Hello I need your support to join rows with the same name together and remove NA. In case of columns with the same name, a new column is created with a subscript, or combine it together with a comma.
I have this example dataframe:
name<-c("John","John","John","Luis","Luis")
may<-c("a",NA,NA,"a",NA)
june<-c(NA,"b",NA,NA,"a")
july<-c("d",NA,"c",NA,NA)
df<-data.frame(name,may,june,july)
having the following dataframe:
name may june july
1 John a <NA> d
2 John <NA> b <NA>
3 John <NA> <NA> c
4 Luis a <NA> <NA>
5 Luis <NA> a <NA>
I expect a result like the following:
name may june july july.2
1 John a b c d
2 Luis a a <NA> <NA>
or like the following:
name may june july
1 John a b c,d
2 Luis a a <NA>
CodePudding user response:
We can use summarize to concatenate strings together under the same "name".

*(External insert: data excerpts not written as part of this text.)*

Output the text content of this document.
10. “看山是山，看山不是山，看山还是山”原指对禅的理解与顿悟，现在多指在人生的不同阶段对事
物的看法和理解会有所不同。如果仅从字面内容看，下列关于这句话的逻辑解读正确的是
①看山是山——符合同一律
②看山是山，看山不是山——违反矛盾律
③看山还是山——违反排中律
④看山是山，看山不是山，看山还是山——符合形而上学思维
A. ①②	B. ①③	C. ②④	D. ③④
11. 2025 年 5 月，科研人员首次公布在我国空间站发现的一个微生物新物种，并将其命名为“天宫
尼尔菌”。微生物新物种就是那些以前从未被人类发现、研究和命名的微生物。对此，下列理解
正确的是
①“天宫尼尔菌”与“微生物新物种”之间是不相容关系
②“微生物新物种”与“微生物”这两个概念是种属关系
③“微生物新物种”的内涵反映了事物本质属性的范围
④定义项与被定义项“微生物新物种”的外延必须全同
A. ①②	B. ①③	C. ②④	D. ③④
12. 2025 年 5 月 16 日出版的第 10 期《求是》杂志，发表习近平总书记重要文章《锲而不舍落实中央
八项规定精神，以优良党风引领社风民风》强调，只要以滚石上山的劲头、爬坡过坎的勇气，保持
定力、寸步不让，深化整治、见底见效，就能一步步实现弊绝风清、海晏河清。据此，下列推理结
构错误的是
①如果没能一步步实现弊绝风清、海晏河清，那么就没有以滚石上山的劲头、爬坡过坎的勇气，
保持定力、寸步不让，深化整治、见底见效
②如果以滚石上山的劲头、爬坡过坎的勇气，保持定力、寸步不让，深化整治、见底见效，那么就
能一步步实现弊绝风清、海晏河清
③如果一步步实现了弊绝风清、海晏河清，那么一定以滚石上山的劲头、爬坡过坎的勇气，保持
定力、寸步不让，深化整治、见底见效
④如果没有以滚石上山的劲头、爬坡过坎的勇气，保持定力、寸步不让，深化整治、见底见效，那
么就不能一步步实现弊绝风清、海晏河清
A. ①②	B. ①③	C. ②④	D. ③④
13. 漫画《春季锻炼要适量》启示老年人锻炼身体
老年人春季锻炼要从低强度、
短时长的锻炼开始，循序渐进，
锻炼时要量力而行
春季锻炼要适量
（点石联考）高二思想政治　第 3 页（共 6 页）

In summarize(), if all records in the same column are NA, we fill that record with NA. If not, concatenate the strings without NA.
df %>%
group_by(name) %>%
summarize(across(everything(), ~ifelse(sum(is.na(.x)) == n(), NA, paste0(na.omit(sort(.x)), collapse = ","))))
# A tibble: 2 × 4
name may june july
<chr> <chr> <chr> <chr>
1 John a b c,d
2 Luis a a NA